Table 5: File-level process metadata

Element	Description
PROCESS_ID	Auto-generated unique ID e.g.,1234567
PROJECT_ID	A unique project ID e.g., ADS-123
SOURCE_FORMAT	The format of the original file e.g., .txt
DESTINATION_FORMAT	The destination format e.g., .shp
PROCESS_AGENT	Who did the processing e.g., Doe, J.
PROCESS_COMMENTS	Comments relating to the process undertaken e.g., “referenced to WGS84′.
PROCESS_START_DATE	Date that the process started e.g., 17-May-2007
PROCESS_COMPLETION_DATE	Date process completed e.g., 17-May-2007
PROCESS_DESCRIPTION	A description of the process e.g., “Import of XYZ data into ArcView for analytical purposes and dissemination as research outcome’.

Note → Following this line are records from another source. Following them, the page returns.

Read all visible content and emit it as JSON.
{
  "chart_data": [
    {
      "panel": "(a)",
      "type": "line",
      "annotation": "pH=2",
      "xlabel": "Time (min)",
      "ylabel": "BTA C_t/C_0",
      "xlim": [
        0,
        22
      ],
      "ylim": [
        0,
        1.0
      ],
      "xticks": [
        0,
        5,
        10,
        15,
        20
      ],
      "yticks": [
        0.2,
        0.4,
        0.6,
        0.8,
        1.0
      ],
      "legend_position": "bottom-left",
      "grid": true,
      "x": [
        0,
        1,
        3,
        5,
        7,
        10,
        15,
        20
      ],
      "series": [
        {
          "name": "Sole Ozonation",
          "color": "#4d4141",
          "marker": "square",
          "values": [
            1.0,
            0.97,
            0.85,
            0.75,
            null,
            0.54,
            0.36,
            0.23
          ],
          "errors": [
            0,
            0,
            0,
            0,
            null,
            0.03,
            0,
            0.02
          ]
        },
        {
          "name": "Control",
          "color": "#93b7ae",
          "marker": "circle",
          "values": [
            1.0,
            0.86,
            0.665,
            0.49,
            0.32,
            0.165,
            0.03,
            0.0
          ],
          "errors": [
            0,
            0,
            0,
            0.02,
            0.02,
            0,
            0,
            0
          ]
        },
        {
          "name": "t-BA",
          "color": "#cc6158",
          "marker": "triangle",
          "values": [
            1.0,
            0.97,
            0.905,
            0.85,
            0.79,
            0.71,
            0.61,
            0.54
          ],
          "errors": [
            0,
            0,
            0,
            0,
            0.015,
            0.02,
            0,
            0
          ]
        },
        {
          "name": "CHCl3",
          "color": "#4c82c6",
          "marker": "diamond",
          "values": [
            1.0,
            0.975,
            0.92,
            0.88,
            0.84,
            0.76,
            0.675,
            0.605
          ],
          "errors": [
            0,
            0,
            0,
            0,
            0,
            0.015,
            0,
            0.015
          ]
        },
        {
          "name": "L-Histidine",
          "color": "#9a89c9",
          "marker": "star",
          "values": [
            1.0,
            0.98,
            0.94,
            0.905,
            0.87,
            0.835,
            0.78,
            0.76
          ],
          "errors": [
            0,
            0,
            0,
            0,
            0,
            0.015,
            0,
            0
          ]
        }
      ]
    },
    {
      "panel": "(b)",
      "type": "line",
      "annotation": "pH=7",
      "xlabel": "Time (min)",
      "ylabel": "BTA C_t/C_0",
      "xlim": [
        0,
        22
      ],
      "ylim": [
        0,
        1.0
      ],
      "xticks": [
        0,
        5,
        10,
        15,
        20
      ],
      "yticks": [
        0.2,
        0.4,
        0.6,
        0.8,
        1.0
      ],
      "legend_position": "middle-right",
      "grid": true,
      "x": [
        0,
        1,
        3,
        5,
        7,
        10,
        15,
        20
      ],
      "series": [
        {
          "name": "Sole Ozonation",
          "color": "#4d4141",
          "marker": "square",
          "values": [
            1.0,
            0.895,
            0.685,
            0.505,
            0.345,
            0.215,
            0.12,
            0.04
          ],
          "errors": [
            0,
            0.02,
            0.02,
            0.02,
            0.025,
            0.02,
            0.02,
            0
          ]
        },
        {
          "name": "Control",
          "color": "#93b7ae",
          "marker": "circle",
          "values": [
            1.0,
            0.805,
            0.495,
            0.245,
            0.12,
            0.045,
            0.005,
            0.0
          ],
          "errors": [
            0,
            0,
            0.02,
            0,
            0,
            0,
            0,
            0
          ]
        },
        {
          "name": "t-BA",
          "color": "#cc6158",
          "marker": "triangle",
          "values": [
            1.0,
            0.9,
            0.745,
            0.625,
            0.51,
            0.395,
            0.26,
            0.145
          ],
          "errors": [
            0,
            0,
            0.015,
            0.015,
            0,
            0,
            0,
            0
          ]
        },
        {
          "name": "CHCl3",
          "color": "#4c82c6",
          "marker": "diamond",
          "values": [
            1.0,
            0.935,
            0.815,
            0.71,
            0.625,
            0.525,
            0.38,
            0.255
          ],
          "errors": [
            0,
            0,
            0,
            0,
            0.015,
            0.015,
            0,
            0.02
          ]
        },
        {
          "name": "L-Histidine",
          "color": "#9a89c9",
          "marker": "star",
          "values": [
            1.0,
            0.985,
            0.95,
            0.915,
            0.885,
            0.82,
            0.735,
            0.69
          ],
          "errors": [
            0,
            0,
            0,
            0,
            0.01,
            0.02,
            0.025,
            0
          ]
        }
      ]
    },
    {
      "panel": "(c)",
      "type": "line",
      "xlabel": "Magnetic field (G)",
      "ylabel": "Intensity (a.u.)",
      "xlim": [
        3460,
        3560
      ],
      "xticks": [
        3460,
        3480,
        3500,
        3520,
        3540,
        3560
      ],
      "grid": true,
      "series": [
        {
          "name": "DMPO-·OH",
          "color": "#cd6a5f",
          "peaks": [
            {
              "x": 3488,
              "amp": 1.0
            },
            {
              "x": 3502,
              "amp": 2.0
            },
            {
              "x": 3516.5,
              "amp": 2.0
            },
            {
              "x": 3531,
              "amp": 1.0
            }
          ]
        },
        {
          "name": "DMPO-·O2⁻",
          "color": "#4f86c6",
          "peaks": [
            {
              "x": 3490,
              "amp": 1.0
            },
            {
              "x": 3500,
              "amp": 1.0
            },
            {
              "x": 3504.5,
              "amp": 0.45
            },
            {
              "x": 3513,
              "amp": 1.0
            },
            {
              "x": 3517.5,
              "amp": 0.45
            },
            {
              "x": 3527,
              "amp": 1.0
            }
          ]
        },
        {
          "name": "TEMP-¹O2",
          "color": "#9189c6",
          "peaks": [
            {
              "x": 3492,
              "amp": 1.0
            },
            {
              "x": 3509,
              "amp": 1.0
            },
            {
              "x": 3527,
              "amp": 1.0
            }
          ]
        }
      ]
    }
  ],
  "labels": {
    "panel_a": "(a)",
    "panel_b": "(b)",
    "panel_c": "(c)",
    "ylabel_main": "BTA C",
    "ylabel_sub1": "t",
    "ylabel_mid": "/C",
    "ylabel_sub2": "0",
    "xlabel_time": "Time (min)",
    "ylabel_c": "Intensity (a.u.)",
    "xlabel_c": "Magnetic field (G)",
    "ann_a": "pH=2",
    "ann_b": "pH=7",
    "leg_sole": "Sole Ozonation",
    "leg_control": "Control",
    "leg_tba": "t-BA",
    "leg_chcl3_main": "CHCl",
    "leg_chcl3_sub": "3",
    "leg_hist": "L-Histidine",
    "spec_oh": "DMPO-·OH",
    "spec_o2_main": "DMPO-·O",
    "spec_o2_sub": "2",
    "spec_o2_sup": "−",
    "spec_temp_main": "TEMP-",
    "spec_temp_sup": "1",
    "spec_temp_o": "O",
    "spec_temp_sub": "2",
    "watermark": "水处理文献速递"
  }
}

PROCESS_GUIDELINES	Any guidelines related to the process.
PROCESS_HARDWARE_USED	Hardware used to process the file e.g., Viglen Genie Intel Pentium 4
PROCESS_SOFTWARE_USED	Software used to process the file e.g., ESRI Arcview 9.1
PROCESS_INPUT	Full file path of the source file e.g., /adsdata/pro-453/xyz/file.xyz
PROCESS_OUTPUT	Full file path of the output file e.g., /adsdata/pro-453/shp/file.shp
PROCESS_RESULT	Comments on the result of the processing e.g., “Success”.
PROCESS_TYPE	Description of the process carried out e.g., “Conversion – dissemination.”